I'd been wrestling with my faith for several months as depression and suicidal thoughts weighed me down.  How could God truly love someone like me?  Why don't I hear Him?  Why are there starving children around the world?  And with each new thought, I began to distance myself further and further from Him.

One day, I was talking to a friend and sharing how frustrated I was with everything, how I felt completely abandoned by God.  And that's when I said it aloud for the first time.  "I don't think I'm a Christian anymore.  I don't even believe in God."  Once those words left my mouth, I felt completely lost.  But I hardened my heart.  I took each of those words and gave myself a new name, not a child of God, resigned to walk alone.  As if I could handle my crumbling life with my own feeble strength.

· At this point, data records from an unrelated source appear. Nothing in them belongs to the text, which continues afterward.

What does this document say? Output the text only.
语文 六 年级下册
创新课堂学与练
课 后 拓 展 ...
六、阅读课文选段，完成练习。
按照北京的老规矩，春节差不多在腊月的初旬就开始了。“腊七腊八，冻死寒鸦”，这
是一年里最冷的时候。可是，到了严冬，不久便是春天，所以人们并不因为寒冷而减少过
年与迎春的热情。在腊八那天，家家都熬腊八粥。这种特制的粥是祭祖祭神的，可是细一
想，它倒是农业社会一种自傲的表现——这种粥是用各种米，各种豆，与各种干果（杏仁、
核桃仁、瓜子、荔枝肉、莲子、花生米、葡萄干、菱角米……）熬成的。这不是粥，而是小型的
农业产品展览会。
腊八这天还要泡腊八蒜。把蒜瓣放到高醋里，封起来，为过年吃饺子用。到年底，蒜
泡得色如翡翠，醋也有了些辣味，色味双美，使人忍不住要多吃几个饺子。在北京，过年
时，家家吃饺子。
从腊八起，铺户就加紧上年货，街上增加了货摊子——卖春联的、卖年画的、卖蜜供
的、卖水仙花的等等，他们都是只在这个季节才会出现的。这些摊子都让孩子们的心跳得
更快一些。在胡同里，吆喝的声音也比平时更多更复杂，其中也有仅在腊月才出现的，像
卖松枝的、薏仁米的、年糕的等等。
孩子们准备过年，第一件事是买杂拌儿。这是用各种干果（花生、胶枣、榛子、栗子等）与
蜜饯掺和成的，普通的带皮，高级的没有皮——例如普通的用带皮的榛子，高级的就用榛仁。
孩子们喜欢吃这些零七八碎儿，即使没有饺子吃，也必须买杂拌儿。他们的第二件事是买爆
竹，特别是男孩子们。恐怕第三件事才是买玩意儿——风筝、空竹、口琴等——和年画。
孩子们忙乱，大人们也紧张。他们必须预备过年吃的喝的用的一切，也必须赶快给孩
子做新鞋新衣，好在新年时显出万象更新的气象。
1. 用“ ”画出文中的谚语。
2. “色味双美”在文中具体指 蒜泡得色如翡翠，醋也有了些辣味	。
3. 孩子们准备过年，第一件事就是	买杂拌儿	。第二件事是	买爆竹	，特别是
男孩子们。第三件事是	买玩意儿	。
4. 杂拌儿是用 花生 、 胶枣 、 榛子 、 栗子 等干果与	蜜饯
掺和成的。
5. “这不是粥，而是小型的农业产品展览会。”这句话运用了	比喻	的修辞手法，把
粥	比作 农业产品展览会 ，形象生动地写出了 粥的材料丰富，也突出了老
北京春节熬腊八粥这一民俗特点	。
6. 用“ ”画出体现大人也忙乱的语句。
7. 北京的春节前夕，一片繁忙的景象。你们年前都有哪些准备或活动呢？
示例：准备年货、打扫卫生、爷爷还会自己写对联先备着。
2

My heart emptied.  I felt forsaken by the Lord, even though I was the one who had run from Him.  I turned to things that broke my Father's heart, like self injury and a suicide attempt.  I wanted to die.

A few months before my fifteenth birthday, Christ reminded me of the power of His Gospel and the relentlessness of His love.  I was a prodigal daughter who had run away as far as I possibly could, and still He ran to me, embracing me into arms more loving than I ever co uld have deserved.  He breathed into me new life.  He spoke redemption and transformation over me.  He called me "beloved" when I should have been called "enemy."

And that's how the hardest thing I've ever experienced became a testament of the goodness and mercy of the Creator of the universe.

But while the daughter was still a long way off, the Father saw her and felt compassion on her and ran and embraced her and kissed her.  "Let us celebrate, for this child of mine was dead and she has come back to life.  She was lost and now she is found."  And they began to celebrate.